Is there a way to conditionally include a sub-Makefile based on the result of a an ifeq test as suggested below
CC = g++
CENTOS_VERSION := $(shell rpm -E %{rhel})
TARGET = main
$(TARGET): $(TARGET).cpp
ifeq ($(CENTOS_VERSION),6)
@echo "Building on CentOS 6"
include(CentOS6_Makefile.mk)
else
@echo "Building on CentOS 7"
include(CentOS7_Makefile.mk)
endif
$(CC) $(CFLAGS) -o $(TARGET) $(TARGET).cpp
This does not work and generates the error message
Building on CentOS 6
include(CentOS6_Makefile.mk)
/bin/sh: -c: line 0: syntax error near unexpected token `CentOS6_Makefile.mk'
/bin/sh: -c: line 0: `include(CentOS6_Makefile.mk)'
make: *** [main] Error 1
Based on the answer by @MadScientist the solution to my problem boils down to just 2 lines
CENTOS_VERSION := $(shell rpm -E %{rhel})
include CentOS$(CENTOS_VERSION)_Makefile.mk
Your problem is not related to ifeq; if you remove the ifeq and always include one or the other you'll see the same problem.
First, your syntax for including files is wrong. There are no parentheses around filenames in make's include directive. It should just be:
include CentOS6_Makefile.mk
Second, you cannot use makefile processor commands like include as part of a recipe (that is, indented by a TAB). In a make recipe ALL lines that indented by TAB are passed to the shell as commands to run to build the target, they are not interpreted by make (except to expand macros).

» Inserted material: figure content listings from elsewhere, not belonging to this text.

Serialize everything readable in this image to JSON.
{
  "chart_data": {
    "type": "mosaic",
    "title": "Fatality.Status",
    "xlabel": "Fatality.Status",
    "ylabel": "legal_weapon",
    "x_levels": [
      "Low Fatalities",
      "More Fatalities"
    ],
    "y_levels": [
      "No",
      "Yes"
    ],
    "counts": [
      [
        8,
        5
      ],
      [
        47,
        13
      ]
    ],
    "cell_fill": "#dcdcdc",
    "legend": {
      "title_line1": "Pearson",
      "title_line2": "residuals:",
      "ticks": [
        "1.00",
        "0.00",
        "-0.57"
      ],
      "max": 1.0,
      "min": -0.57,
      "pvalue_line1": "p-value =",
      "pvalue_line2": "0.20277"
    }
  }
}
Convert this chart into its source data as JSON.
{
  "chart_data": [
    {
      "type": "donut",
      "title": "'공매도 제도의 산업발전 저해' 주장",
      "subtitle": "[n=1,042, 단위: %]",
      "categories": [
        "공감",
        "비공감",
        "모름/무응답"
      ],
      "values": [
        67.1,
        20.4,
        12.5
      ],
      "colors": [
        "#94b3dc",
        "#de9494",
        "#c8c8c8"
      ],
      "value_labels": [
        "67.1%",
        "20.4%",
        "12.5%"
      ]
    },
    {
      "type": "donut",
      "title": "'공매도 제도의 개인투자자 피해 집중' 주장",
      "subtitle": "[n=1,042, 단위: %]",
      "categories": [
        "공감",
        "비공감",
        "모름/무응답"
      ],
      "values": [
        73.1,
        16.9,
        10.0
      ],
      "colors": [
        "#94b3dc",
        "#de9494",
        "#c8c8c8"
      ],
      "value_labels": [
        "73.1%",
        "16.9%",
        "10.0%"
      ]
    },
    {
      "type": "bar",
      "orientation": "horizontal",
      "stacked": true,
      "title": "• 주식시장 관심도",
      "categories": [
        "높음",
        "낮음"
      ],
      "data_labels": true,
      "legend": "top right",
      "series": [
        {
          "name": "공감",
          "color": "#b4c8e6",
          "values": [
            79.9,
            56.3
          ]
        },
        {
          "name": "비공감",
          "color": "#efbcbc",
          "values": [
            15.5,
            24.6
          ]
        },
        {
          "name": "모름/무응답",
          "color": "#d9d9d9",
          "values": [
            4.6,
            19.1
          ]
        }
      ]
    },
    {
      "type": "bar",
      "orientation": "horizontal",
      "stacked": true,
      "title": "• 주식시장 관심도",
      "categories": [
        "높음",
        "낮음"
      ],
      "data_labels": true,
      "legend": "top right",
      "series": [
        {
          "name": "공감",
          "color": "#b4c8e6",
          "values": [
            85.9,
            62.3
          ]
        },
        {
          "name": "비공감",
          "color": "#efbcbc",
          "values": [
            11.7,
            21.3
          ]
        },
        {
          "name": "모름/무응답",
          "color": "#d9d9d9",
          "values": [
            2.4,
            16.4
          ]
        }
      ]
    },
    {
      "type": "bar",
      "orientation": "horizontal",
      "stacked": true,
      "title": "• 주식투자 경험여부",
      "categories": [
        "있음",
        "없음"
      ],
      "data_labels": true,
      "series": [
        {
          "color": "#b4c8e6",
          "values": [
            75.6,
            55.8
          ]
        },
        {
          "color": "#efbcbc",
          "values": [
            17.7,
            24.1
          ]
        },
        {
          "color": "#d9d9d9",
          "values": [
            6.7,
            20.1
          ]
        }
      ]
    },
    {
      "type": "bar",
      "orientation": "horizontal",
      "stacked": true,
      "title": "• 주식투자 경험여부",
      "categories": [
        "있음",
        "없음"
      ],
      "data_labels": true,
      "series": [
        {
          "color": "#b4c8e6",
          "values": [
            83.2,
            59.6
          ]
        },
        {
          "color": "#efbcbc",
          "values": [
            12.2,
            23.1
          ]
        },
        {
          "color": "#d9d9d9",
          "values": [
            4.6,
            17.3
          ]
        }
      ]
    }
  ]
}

Also, you cannot include some other makefile in the middle of a recipe: once make starts to include a new makefile that's the end of any recipe that is currently being defined.
You can do this:
CENTOS_VERSION := $(shell rpm -E %{rhel})
ifneq ($(CENTOS_VERSION),6)
CENTOS_VERSION := 7
endif
include CentOS$(CENTOS_VERSION)_Makefile.mk
$(TARGET): $(TARGET).cpp
@echo "Building on CentOS $(CENTOS_VERSION)"
$(CC) $(CFLAGS) -o $(TARGET) $(TARGET).cpp